Because in this case you always create a copy internally

Answer 6

Not knowing time cost of shared_copy copy operation where atomic increment and decrement is in, I suffered from much higher CPU usage problem. I never expected atomic increment and decrement may take so much cost.

Following my test result, int32 atomic increment and decrement takes 2 or 40 times than non-atomic increment and decrement. I got it on 3GHz Core i7 with Windows 8.1. The former result comes out when no contention occurs, the latter when high possibility of contention occurs. I keep in mind that atomic operations are at last hardware based lock. Lock is lock. Bad to performance when contention occurs.

Experiencing this, I always use byref(const shared_ptr&) than byval(shared_ptr).

Answer 7

I ran the code below, once with foo taking the shared_ptr by const& and again with foo taking the shared_ptr by value.

void foo(const std::shared_ptr<int>& p)
{
    static int x = 0;
    *p = ++x;
}

int main()
{
    auto p = std::make_shared<int>();
    auto start = clock();
    for (int i = 0; i < 10000000; ++i)
    {
        foo(p);
    }    
    std::cout << "Took " << clock() - start << " ms" << std::endl;
}

Using VS2015, x86 release build, on my intel core 2 quad (2.4GHz) processor

const shared_ptr&     - 10ms  
shared_ptr            - 281ms 

The copy by value version was an order of magnitude slower.
If you are calling a function synchronously from the current thread, prefer the const& version.

Answer 8

Here's Herb Sutter's take

Guideline: Don’t pass a smart pointer as a function parameter unless you want to use or manipulate the smart pointer itself, such as to share or transfer ownership.

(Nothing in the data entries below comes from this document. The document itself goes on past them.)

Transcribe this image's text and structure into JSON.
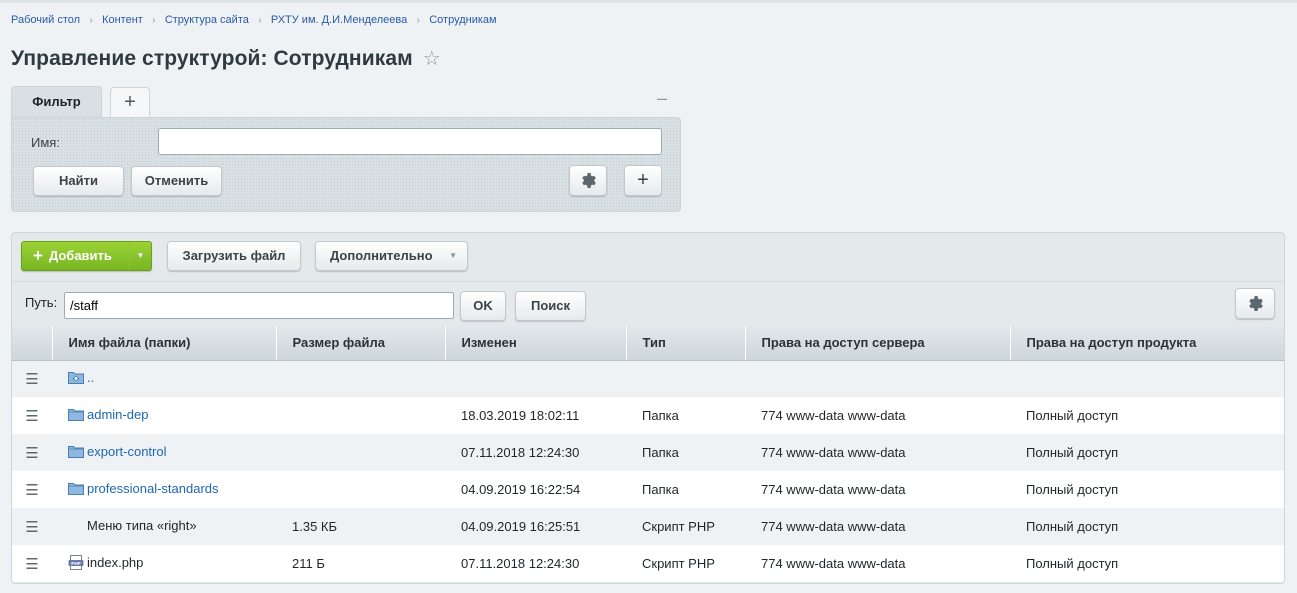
{
  "breadcrumbs": [
    "Рабочий стол",
    "Контент",
    "Структура сайта",
    "РХТУ им. Д.И.Менделеева",
    "Сотрудникам"
  ],
  "page_title": "Управление структурой: Сотрудникам",
  "filter": {
    "tab_label": "Фильтр",
    "name_label": "Имя:",
    "name_value": "",
    "find_button": "Найти",
    "cancel_button": "Отменить"
  },
  "toolbar": {
    "add_button": "Добавить",
    "upload_button": "Загрузить файл",
    "more_button": "Дополнительно"
  },
  "path": {
    "label": "Путь:",
    "value": "/staff",
    "ok_button": "OK",
    "search_button": "Поиск"
  },
  "table": {
    "columns": [
      "Имя файла (папки)",
      "Размер файла",
      "Изменен",
      "Тип",
      "Права на доступ сервера",
      "Права на доступ продукта"
    ],
    "rows": [
      {
        "icon": "folder-up-icon",
        "name": "..",
        "size": "",
        "modified": "",
        "type": "",
        "server": "",
        "product": "",
        "link": true
      },
      {
        "icon": "folder-icon",
        "name": "admin-dep",
        "size": "",
        "modified": "18.03.2019 18:02:11",
        "type": "Папка",
        "server": "774 www-data www-data",
        "product": "Полный доступ",
        "link": true
      },
      {
        "icon": "folder-icon",
        "name": "export-control",
        "size": "",
        "modified": "07.11.2018 12:24:30",
        "type": "Папка",
        "server": "774 www-data www-data",
        "product": "Полный доступ",
        "link": true
      },
      {
        "icon": "folder-icon",
        "name": "professional-standards",
        "size": "",
        "modified": "04.09.2019 16:22:54",
        "type": "Папка",
        "server": "774 www-data www-data",
        "product": "Полный доступ",
        "link": true
      },
      {
        "icon": "",
        "name": "Меню типа «right»",
        "size": "1.35 КБ",
        "modified": "04.09.2019 16:25:51",
        "type": "Скрипт PHP",
        "server": "774 www-data www-data",
        "product": "Полный доступ",
        "link": false
      },
      {
        "icon": "php-file-icon",
        "name": "index.php",
        "size": "211 Б",
        "modified": "07.11.2018 12:24:30",
        "type": "Скрипт PHP",
        "server": "774 www-data www-data",
        "product": "Полный доступ",
        "link": false
      }
    ]
  }
}
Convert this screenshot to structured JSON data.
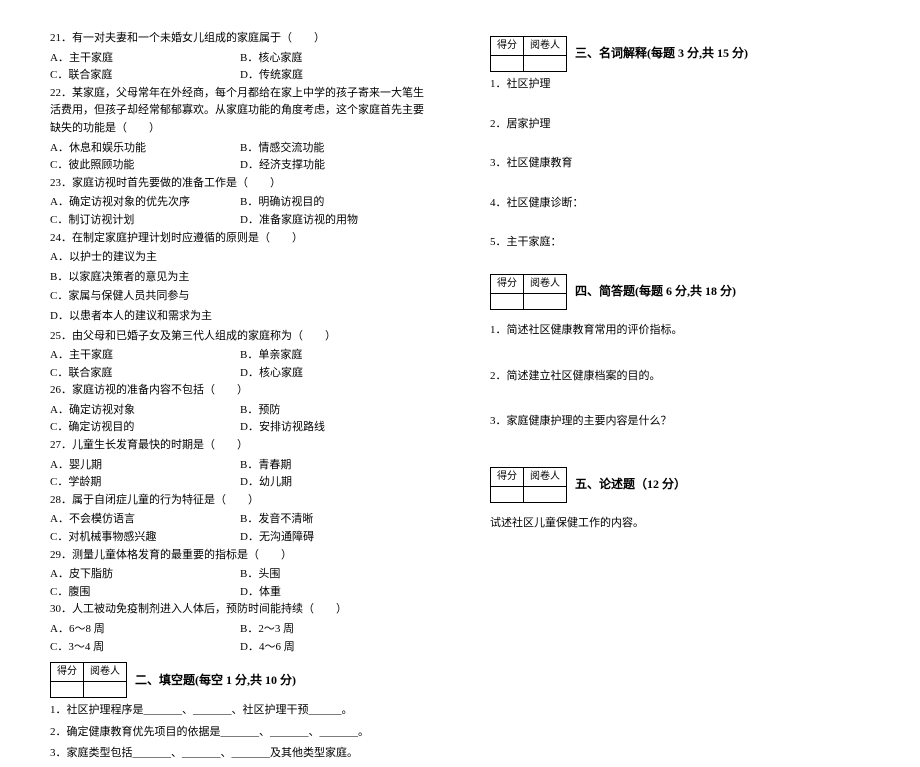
{
  "scoreBox": {
    "scoreLabel": "得分",
    "graderLabel": "阅卷人"
  },
  "left": {
    "q21": "21．有一对夫妻和一个未婚女儿组成的家庭属于（　　）",
    "q21a": "A．主干家庭",
    "q21b": "B．核心家庭",
    "q21c": "C．联合家庭",
    "q21d": "D．传统家庭",
    "q22": "22．某家庭，父母常年在外经商，每个月都给在家上中学的孩子寄来一大笔生活费用，但孩子却经常郁郁寡欢。从家庭功能的角度考虑，这个家庭首先主要缺失的功能是（　　）",
    "q22a": "A．休息和娱乐功能",
    "q22b": "B．情感交流功能",
    "q22c": "C．彼此照顾功能",
    "q22d": "D．经济支撑功能",
    "q23": "23．家庭访视时首先要做的准备工作是（　　）",
    "q23a": "A．确定访视对象的优先次序",
    "q23b": "B．明确访视目的",
    "q23c": "C．制订访视计划",
    "q23d": "D．准备家庭访视的用物",
    "q24": "24．在制定家庭护理计划时应遵循的原则是（　　）",
    "q24a": "A．以护士的建议为主",
    "q24b": "B．以家庭决策者的意见为主",
    "q24c": "C．家属与保健人员共同参与",
    "q24d": "D．以患者本人的建议和需求为主",
    "q25": "25．由父母和已婚子女及第三代人组成的家庭称为（　　）",
    "q25a": "A．主干家庭",
    "q25b": "B．单亲家庭",
    "q25c": "C．联合家庭",
    "q25d": "D．核心家庭",
    "q26": "26．家庭访视的准备内容不包括（　　）",
    "q26a": "A．确定访视对象",
    "q26b": "B．预防",
    "q26c": "C．确定访视目的",
    "q26d": "D．安排访视路线",
    "q27": "27．儿童生长发育最快的时期是（　　）",
    "q27a": "A．婴儿期",
    "q27b": "B．青春期",
    "q27c": "C．学龄期",
    "q27d": "D．幼儿期",
    "q28": "28．属于自闭症儿童的行为特征是（　　）",
    "q28a": "A．不会模仿语言",
    "q28b": "B．发音不清晰",
    "q28c": "C．对机械事物感兴趣",
    "q28d": "D．无沟通障碍",
    "q29": "29．测量儿童体格发育的最重要的指标是（　　）",
    "q29a": "A．皮下脂肪",
    "q29b": "B．头围",
    "q29c": "C．腹围",
    "q29d": "D．体重",
    "q30": "30．人工被动免疫制剂进入人体后，预防时间能持续（　　）",
    "q30a": "A．6～8 周",
    "q30b": "B．2～3 周",
    "q30c": "C．3～4 周",
    "q30d": "D．4～6 周",
    "sec2": "二、填空题(每空 1 分,共 10 分)",
    "f1": "1．社区护理程序是_______、_______、社区护理干预______。",
    "f2": "2．确定健康教育优先项目的依据是_______、_______、_______。",
    "f3": "3．家庭类型包括_______、_______、_______及其他类型家庭。"
  },
  "right": {
    "sec3": "三、名词解释(每题 3 分,共 15 分)",
    "n1": "1．社区护理",
    "n2": "2．居家护理",
    "n3": "3．社区健康教育",
    "n4": "4．社区健康诊断：",
    "n5": "5．主干家庭：",
    "sec4": "四、简答题(每题 6 分,共 18 分)",
    "s1": "1．简述社区健康教育常用的评价指标。",
    "s2": "2．简述建立社区健康档案的目的。",
    "s3": "3．家庭健康护理的主要内容是什么？",
    "sec5": "五、论述题（12 分）",
    "e1": "试述社区儿童保健工作的内容。"
  }
}
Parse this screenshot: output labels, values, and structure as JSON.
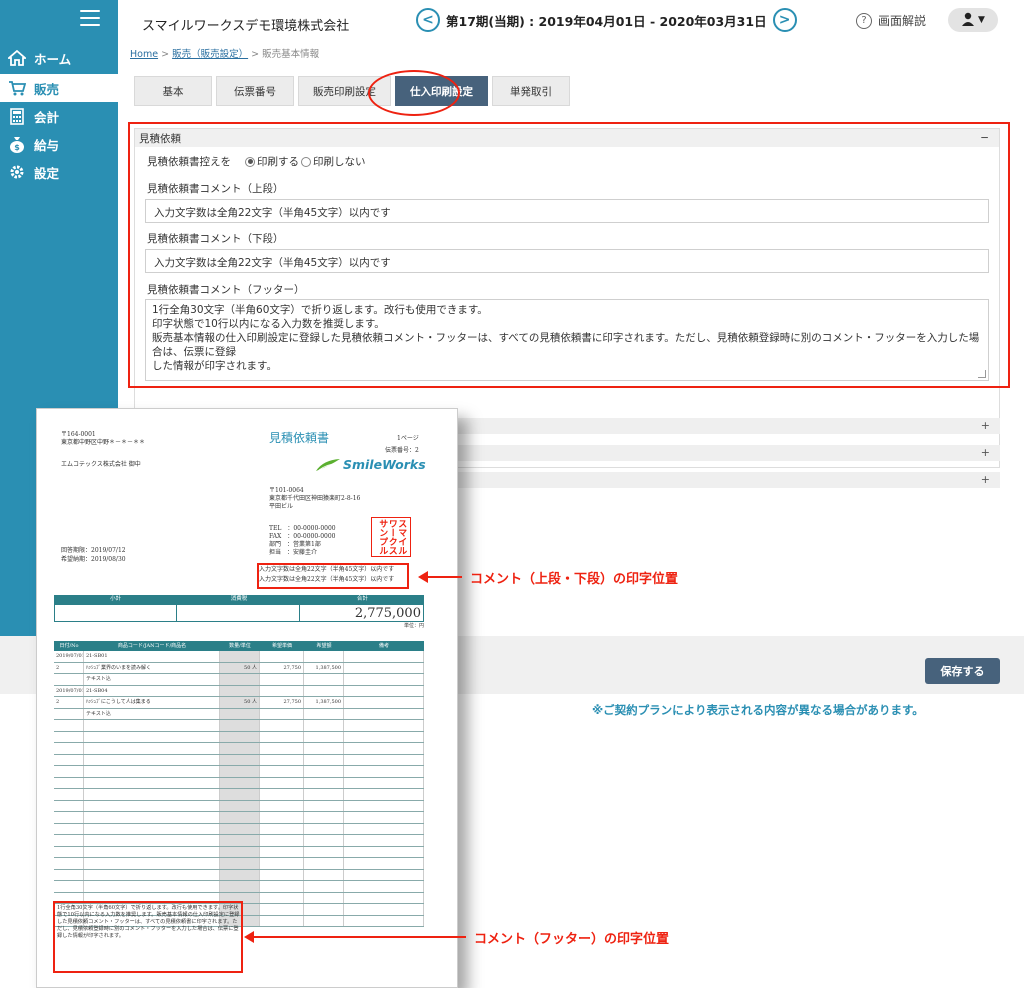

Guideline: Express that a function will store and share ownership of a heap object using a by-value shared_ptr parameter.

Guideline: Use a non-const shared_ptr& parameter only to modify the shared_ptr. Use a const shared_ptr& as a parameter only if you’re not sure whether or not you’ll take a copy and share ownership; otherwise use widget* instead (or if not nullable, a widget&).

Answer 9

Personally I would use a const reference. There is no need to increment the reference count just to decrement it again for the sake of a function call.

Answer 10

shared_ptr isn't large enough, nor do its constructor\destructor do enough work for there to be enough overhead from the copy to care about pass by reference vs pass by copy performance.

Answer 11

Pass by const reference, it's faster. If you need to store it, say in some container, the ref. count will be auto-magically incremented by the copy operation.